METHODS: Brush+peptide-coated, brush-coated, and uncoated control slides were tested against
various uropathogens via co-incubation followed by CFU counts of adherent bacteria. A biofilm
formation model was evaluated by incubating bacteria-contaminated slides in a drip flow reactor
(DFR), which mimics the in vivo environment of implanted catheters by maintaining continuous, low
fluid shear conditions. Finally, an animal bladder catheterization model is being developed using 12week-old female rats to eventually evaluate bacterial adhesion to and biofilm formation on the surface
of coated and uncoated catheters. In preliminary studies for the development of this model, the correct
location of catheter pieces within the bladder was confirmed using urinary tract necropsy. After
verifying the catheterization method, the model was further expanded via the introduction of an
infectious amount of uropathogen into the catheterized rodent bladder, and the amount of adherent
bacteria on the surface of the catheters was determined 2 days post-implantation.

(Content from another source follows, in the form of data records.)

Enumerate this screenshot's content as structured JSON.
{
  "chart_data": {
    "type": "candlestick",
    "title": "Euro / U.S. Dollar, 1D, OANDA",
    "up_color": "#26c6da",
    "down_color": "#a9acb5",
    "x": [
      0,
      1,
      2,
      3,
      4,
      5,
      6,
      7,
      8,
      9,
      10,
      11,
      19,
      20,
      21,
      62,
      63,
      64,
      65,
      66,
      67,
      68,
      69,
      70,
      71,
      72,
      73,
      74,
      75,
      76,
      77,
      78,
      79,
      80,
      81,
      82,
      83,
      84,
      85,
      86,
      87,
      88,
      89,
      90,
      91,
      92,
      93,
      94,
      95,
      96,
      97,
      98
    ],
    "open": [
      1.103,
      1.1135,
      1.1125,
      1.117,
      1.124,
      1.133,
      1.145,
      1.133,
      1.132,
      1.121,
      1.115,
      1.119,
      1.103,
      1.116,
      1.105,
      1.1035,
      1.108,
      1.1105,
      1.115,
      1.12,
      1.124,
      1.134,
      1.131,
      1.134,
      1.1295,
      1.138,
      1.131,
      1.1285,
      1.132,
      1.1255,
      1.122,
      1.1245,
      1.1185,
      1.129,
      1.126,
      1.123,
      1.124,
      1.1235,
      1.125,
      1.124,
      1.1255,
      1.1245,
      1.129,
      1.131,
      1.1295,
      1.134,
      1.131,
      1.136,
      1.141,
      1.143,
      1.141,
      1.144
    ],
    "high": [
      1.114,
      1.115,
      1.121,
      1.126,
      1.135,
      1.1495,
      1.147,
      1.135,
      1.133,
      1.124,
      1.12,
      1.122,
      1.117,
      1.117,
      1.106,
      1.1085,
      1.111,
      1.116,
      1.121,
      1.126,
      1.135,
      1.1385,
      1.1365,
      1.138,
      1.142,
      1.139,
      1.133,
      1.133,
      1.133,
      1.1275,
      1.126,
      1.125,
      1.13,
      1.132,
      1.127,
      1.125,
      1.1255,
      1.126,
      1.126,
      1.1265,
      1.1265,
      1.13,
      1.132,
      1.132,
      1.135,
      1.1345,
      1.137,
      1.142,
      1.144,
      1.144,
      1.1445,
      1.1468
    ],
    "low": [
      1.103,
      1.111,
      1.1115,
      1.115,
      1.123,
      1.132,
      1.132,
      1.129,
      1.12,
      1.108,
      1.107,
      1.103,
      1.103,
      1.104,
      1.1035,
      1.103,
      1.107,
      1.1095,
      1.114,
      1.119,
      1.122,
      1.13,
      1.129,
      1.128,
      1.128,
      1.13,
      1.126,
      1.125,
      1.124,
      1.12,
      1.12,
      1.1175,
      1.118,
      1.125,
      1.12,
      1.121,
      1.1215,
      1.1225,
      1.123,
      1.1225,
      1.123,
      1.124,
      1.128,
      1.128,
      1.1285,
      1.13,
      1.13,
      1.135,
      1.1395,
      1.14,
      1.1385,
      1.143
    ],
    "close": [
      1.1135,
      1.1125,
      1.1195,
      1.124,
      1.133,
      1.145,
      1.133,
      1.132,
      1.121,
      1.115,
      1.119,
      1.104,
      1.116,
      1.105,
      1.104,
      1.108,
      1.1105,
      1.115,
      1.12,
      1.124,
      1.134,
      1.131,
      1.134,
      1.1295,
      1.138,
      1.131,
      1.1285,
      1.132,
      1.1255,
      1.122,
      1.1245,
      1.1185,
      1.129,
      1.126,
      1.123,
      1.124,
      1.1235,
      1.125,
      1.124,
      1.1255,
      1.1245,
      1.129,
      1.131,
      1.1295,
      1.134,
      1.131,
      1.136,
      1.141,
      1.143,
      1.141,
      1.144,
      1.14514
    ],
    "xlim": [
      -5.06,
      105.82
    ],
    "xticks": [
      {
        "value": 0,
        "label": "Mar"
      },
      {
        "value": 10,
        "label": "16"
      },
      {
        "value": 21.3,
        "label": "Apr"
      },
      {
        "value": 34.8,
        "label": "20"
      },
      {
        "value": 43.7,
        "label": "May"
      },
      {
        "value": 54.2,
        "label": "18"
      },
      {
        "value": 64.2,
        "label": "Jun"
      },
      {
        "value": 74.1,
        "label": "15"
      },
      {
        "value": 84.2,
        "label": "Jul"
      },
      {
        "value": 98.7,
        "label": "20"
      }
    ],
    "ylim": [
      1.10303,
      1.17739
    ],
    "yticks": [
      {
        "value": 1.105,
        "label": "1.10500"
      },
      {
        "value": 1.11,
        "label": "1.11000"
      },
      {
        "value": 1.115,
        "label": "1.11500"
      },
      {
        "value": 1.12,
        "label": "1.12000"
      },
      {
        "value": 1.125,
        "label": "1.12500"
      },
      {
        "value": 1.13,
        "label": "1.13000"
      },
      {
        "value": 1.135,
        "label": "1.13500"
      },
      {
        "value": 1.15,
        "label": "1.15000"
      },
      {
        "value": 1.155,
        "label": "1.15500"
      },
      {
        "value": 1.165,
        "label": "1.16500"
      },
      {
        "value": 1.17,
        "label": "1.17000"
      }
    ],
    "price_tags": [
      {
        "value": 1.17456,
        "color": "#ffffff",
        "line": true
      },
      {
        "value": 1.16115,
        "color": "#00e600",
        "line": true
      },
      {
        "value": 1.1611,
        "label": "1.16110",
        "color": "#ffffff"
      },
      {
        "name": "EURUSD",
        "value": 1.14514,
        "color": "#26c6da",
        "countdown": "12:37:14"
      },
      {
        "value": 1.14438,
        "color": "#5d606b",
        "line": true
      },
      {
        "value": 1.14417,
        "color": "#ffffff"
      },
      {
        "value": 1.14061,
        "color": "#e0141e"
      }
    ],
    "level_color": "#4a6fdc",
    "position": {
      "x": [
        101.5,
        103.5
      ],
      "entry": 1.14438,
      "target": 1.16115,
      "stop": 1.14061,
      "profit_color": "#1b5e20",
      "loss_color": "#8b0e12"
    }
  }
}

RESULTS: In vitro co-incubation experiments showed a 50% decrease in adherent bacteria by the
polymer brush alone compared to uncoated controls, which was further decreased to 75% by linking
AMPs to the surface. CFU counts from three independent DFR tests ranged from 6x106 CFU/mL to
1.2x107 CFU/mL, with a standard error of approximately 8x105 CFU/mL demonstrating the
reproducibility of this model. Furthermore, urinary tract necropsy of bladder catheterized animals
confirmed successful implantation of catheter pieces, allowing for the initiation of infection studies.
CONCLUSIONS: Linking AMPs to the surface of urinary catheter materials via polymer brushes
significantly reduces the number of bacteria adherent to the surface compared to uncoated control
samples. Furthermore, the DFR model is a reliable system that will allow us to study the efficacy of
AMPs to prevent biofilm formation using flow conditions similar to those in the urinary tract. Lastly,
the successful introduction of catheter pieces into the urinary bladder of rats provides us with a
convenient model to study the polymer brush/AMP combination to prevent bacterial adhesion and
biofilm formation in an in vivo setting.